A hypothetical that is likely true. . . .
If reports are accurate, the academic cheating scandal has been going on for nearly a decade. If that’s the case, it’s highly likely that students who were admitted under false pretenses have completed their educations and have graduated. Once they got there, they (theoretically) did the work required to earn a degree. Do you take away their diploma? Can you? And if you do endeavor to strip a student of a degree he has ostensibly earned, what does it say about the academic rigor of your institution and the value you provide?
5 comments:
You start at least by publishing graduation rates vs. those of their peers, and I'm guessing that for a lot of young people, they learned the hard way that being on the wrong end of a Stanford bell curve is no fun. That's what you see, for example, with graduation rates for those "benefiting" from affirmative action. On the flip side, if it's "close fit but no go", say a rise of 50-80 points on the SAT or 3-4 on the ACT, you're going to see that it worked out well for a lot of kids.
Only revoke degrees if it's clear the kid knew of the fraud.
I don’t know that you could revoke a degree that was earned. My assumption for these kids is (a) their families paid full boat tuition after getting in, and (b) they did sufficient work to graduate. On what basis would a university have recourse to do that?
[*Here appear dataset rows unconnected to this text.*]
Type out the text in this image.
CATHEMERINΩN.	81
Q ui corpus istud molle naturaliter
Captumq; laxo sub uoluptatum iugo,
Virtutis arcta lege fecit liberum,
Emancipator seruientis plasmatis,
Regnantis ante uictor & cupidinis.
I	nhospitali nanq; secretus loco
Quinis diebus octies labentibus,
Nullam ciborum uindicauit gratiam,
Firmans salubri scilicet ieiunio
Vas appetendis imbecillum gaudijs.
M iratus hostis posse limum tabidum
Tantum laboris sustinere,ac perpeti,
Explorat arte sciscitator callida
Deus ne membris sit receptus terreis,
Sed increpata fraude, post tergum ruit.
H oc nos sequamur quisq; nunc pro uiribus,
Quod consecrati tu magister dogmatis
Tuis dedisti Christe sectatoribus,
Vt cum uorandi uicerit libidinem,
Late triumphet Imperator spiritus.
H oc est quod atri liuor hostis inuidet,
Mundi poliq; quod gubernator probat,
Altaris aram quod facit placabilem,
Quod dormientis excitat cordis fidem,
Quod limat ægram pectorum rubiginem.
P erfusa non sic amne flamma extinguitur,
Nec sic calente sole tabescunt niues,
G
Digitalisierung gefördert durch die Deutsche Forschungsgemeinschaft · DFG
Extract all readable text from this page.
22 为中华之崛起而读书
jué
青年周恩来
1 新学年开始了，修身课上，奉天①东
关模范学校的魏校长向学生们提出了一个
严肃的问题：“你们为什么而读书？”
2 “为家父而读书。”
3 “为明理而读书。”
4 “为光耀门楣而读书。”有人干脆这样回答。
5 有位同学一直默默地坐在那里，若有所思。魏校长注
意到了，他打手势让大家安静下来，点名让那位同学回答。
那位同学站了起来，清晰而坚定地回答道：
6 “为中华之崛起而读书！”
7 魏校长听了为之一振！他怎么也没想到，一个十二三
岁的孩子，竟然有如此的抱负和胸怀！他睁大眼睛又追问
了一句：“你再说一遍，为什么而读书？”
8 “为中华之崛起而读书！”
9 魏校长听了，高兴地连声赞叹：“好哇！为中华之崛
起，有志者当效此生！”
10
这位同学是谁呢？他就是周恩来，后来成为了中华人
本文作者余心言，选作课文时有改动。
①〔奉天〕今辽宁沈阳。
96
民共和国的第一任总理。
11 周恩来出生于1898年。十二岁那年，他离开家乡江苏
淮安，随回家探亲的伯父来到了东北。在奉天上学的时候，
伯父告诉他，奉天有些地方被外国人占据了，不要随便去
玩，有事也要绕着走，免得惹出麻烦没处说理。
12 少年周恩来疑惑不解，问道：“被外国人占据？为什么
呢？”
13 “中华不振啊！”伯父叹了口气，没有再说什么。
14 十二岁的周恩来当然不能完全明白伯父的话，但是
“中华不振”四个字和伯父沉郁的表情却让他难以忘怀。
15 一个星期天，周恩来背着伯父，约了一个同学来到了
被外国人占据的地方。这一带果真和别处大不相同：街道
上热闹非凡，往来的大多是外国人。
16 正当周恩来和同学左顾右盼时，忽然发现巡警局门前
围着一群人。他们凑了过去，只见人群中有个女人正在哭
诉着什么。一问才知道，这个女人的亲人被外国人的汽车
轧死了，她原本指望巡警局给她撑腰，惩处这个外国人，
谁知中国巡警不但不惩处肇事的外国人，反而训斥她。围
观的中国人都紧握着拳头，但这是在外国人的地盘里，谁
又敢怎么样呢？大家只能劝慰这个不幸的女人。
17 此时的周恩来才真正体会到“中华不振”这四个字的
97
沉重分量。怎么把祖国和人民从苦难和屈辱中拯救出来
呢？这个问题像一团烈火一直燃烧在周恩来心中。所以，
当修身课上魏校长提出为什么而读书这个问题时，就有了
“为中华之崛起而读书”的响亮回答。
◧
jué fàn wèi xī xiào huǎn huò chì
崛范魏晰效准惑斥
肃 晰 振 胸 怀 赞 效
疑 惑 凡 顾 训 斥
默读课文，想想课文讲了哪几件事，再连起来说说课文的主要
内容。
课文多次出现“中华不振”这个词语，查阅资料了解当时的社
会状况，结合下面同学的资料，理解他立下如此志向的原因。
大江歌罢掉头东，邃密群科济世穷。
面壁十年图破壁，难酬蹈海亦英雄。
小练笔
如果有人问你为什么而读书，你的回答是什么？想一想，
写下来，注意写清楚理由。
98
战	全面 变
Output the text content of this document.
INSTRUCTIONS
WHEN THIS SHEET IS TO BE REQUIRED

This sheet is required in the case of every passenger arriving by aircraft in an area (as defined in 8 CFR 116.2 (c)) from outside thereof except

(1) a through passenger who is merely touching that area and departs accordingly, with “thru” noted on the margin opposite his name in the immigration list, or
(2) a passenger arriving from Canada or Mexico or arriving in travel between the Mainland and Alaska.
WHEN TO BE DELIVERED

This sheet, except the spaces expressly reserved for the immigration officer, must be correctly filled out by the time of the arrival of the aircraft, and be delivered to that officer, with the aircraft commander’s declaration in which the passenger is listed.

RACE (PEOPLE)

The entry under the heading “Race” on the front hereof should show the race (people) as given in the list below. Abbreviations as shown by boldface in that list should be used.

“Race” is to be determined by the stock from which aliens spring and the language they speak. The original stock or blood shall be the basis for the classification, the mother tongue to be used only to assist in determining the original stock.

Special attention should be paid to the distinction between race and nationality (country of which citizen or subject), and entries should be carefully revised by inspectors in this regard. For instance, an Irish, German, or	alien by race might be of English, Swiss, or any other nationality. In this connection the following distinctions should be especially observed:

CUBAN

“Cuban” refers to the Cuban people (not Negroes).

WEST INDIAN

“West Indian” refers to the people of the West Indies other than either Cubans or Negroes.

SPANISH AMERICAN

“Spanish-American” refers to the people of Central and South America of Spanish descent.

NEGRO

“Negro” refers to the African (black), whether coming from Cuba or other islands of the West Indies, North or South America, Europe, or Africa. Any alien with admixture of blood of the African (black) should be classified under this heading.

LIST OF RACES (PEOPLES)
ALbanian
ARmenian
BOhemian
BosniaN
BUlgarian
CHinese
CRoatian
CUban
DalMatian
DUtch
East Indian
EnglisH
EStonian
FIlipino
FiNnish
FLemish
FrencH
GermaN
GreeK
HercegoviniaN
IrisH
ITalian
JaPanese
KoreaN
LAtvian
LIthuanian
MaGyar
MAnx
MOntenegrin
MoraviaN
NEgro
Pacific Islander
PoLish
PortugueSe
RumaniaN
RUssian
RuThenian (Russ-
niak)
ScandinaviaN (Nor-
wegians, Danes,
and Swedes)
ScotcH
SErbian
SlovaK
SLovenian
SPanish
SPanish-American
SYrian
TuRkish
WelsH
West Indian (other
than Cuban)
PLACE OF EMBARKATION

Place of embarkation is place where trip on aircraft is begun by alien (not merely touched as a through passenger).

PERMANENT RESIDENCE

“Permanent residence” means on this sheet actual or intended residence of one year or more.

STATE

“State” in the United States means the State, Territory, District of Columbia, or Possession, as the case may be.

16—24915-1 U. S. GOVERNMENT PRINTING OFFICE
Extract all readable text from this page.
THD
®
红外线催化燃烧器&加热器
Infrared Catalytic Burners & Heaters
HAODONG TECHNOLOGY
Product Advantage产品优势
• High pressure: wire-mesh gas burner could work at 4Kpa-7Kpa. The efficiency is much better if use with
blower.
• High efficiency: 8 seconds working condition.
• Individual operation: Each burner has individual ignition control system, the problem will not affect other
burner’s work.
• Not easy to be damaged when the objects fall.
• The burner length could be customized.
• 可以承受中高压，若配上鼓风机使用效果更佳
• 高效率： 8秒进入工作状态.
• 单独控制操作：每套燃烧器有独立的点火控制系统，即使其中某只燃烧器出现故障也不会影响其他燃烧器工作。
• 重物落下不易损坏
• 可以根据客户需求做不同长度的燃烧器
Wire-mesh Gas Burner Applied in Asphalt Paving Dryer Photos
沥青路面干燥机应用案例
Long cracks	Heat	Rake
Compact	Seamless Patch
It would almost certainly lead to a lawsuit and a lot of discovery that would be more embarrassing to the university than letting the kid slink away with the sheepskin.
There are probably some cases where revoking could be done, though I'd agree with you that it's problematic. One example that wasn't quite revocation among private universities is that it's claimed that one school issued straight Fs to one student who was expelled for violation of student rules.
At the very least, unless it was very clear the young person was heavily involved, yeah, let them slink away.
It just makes me wonder how many of those favored kids were out marching against inequality during their college days.
The struggle is real, though. It apparently takes a couple hundred thousand dollars to equal a drop of Indian blood from Elizabeth Warren.
One other interesting thing; one of the kids was about to spend a few days on a party yacht owned by one of USC's trustees until this scandal broke, after which she abruptly debarked. Kinda suggests that this scandal is going to get a lot deeper, as most students don't get that opportunity.